During Monday night's meeting, City Council voted to "do nothing" about the cameras, and did not move to terminate the Sensys contract at the earliest possible date.
The contract is set to expire in December 2015, three years after the last of the city's 16 cameras were installed, according to City Attorney Clifford Taylor.
That means three new council members elected this fall will have to decide whether to renew the red-light camera contract.
Mayor Kevin Hohn is not seeking re-election, and Councilwoman Lara Bradburn cannot run again due to term limits. Both support the camera program. Councilman Joe Bernardini, who opposes the cameras, also cannot run again due to term limits.
That leaves Vice Mayor Frankie Burnett, who opposes the cameras, and Councilman Joe Johnston, who supports the cameras.
Council hopefuls Vi Coogler and Betty Erhard, who are running for Seat 4, said during the meeting they would oppose the cameras if elected.
Several other city and county residents told the council why they thought the red-light cameras should go during the meeting. They said the cameras had led to empty storefronts and given Brooksville a bad reputation. They questioned if the cameras were really about public safety, or an unfair "gotcha tax."

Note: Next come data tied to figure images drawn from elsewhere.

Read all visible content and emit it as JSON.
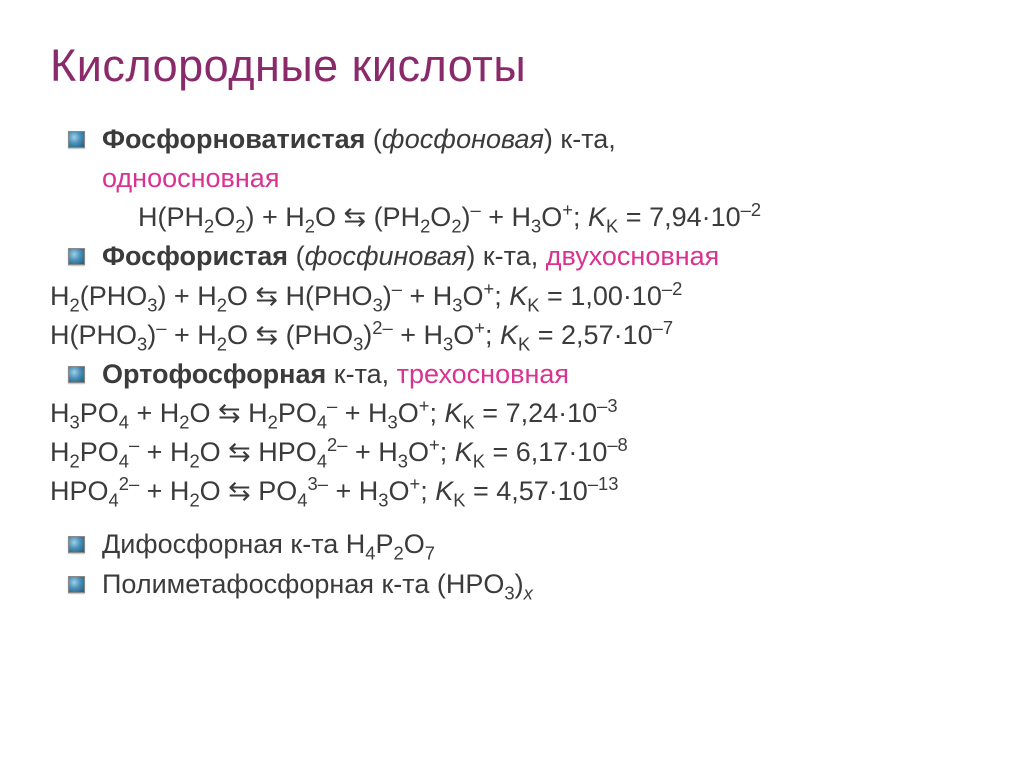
{
  "title": "Кислородные кислоты",
  "colors": {
    "title": "#8a2a6b",
    "text": "#3b3b3b",
    "accent": "#d93290",
    "background": "#ffffff"
  },
  "text": {
    "b1a": "Фосфорноватистая",
    "b1b": " (",
    "b1c": "фосфоновая",
    "b1d": ") к-та, ",
    "b1e": "одноосновная",
    "eq1a": "H(PH",
    "eq1b": "2",
    "eq1c": "O",
    "eq1d": "2",
    "eq1e": ") + H",
    "eq1f": "2",
    "eq1g": "O  ⇆  (PH",
    "eq1h": "2",
    "eq1i": "O",
    "eq1j": "2",
    "eq1k": ")",
    "eq1l": "–",
    "eq1m": " + H",
    "eq1n": "3",
    "eq1o": "O",
    "eq1p": "+",
    "eq1q": ";  ",
    "kk": "K",
    "kkK": "K",
    "kk_eq": " = ",
    "k1": "7,94·10",
    "k1e": "–2",
    "b2a": "Фосфористая",
    "b2b": " (",
    "b2c": "фосфиновая",
    "b2d": ") к-та, ",
    "b2e": "двухосновная",
    "eq2a": "H",
    "eq2b": "2",
    "eq2c": "(PHO",
    "eq2d": "3",
    "eq2e": ") + H",
    "eq2f": "2",
    "eq2g": "O  ⇆  H(PHO",
    "eq2h": "3",
    "eq2i": ")",
    "eq2j": "–",
    "eq2k": " + H",
    "eq2l": "3",
    "eq2m": "O",
    "eq2n": "+",
    "eq2o": "; ",
    "k2": "1,00·10",
    "k2e": "–2",
    "eq3a": "H(PHO",
    "eq3b": "3",
    "eq3c": ")",
    "eq3d": "–",
    "eq3e": " + H",
    "eq3f": "2",
    "eq3g": "O  ⇆   (PHO",
    "eq3h": "3",
    "eq3i": ")",
    "eq3j": "2–",
    "eq3k": " + H",
    "eq3l": "3",
    "eq3m": "O",
    "eq3n": "+",
    "eq3o": "; ",
    "k3": "2,57·10",
    "k3e": "–7",
    "b3a": "Ортофосфорная",
    "b3b": " к-та, ",
    "b3c": "трехосновная",
    "eq4a": "H",
    "eq4b": "3",
    "eq4c": "PO",
    "eq4d": "4",
    "eq4e": " + H",
    "eq4f": "2",
    "eq4g": "O  ⇆  H",
    "eq4h": "2",
    "eq4i": "PO",
    "eq4j": "4",
    "eq4k": "–",
    "eq4l": " + H",
    "eq4m": "3",
    "eq4n": "O",
    "eq4o": "+",
    "eq4p": "; ",
    "k4": "7,24·10",
    "k4e": "–3",
    "eq5a": "H",
    "eq5b": "2",
    "eq5c": "PO",
    "eq5d": "4",
    "eq5e": "–",
    "eq5f": " + H",
    "eq5g": "2",
    "eq5h": "O  ⇆  HPO",
    "eq5i": "4",
    "eq5j": "2–",
    "eq5k": " + H",
    "eq5l": "3",
    "eq5m": "O",
    "eq5n": "+",
    "eq5o": "; ",
    "k5": "6,17·10",
    "k5e": "–8",
    "eq6a": "HPO",
    "eq6b": "4",
    "eq6c": "2–",
    "eq6d": " + H",
    "eq6e": "2",
    "eq6f": "O  ⇆  PO",
    "eq6g": "4",
    "eq6h": "3–",
    "eq6i": " + H",
    "eq6j": "3",
    "eq6k": "O",
    "eq6l": "+",
    "eq6m": "; ",
    "k6": "4,57·10",
    "k6e": "–13",
    "b4a": "Дифосфорная к-та H",
    "b4b": "4",
    "b4c": "P",
    "b4d": "2",
    "b4e": "O",
    "b4f": "7",
    "b5a": "Полиметафосфорная к-та (HPO",
    "b5b": "3",
    "b5c": ")",
    "b5d": "x"
  }
}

During a presentation, Taylor said the council needed to decide on a direction for the camera program, and presented five possible options, which included taking no action, upgrading some of the cameras to infrared to stop excessive "flashing" at intersections, upgrading all cameras to infrared at cost to the city, getting rid of the cameras or increasing the city's 5 mph right-on-red turn speed.
City Council decided not to upgrade the cameras from standard flash to infrared, saying Sensys had worked to correct the excessive flashing.
Council members agreed that if the cameras continued to flash more than necessary, they may seek to terminate the Sensys contract due to equipment malfunction.
Mayor Kevin Hohn said the camera issue has been a contentious point in council meetings.
"It got out of control ... Not one time in two years have I been able to say, 'you know what, they presented an outstanding case tonight,'" Hohn said, referring to citizens who speak out about the camera program during the meetings.
Hohn said the camera program is making a "dramatic difference" in safety in the city, and that revenue from people who run red lights is contributing to much-needed pavement improvements in the city - $400,00 this year alone.
"Unless someone wants to write a check for $12 million here, we've got to find ways to fund the street pavement," he said.
Hohn said the city could "dry up" if taxes were raised for improvements such as new streets.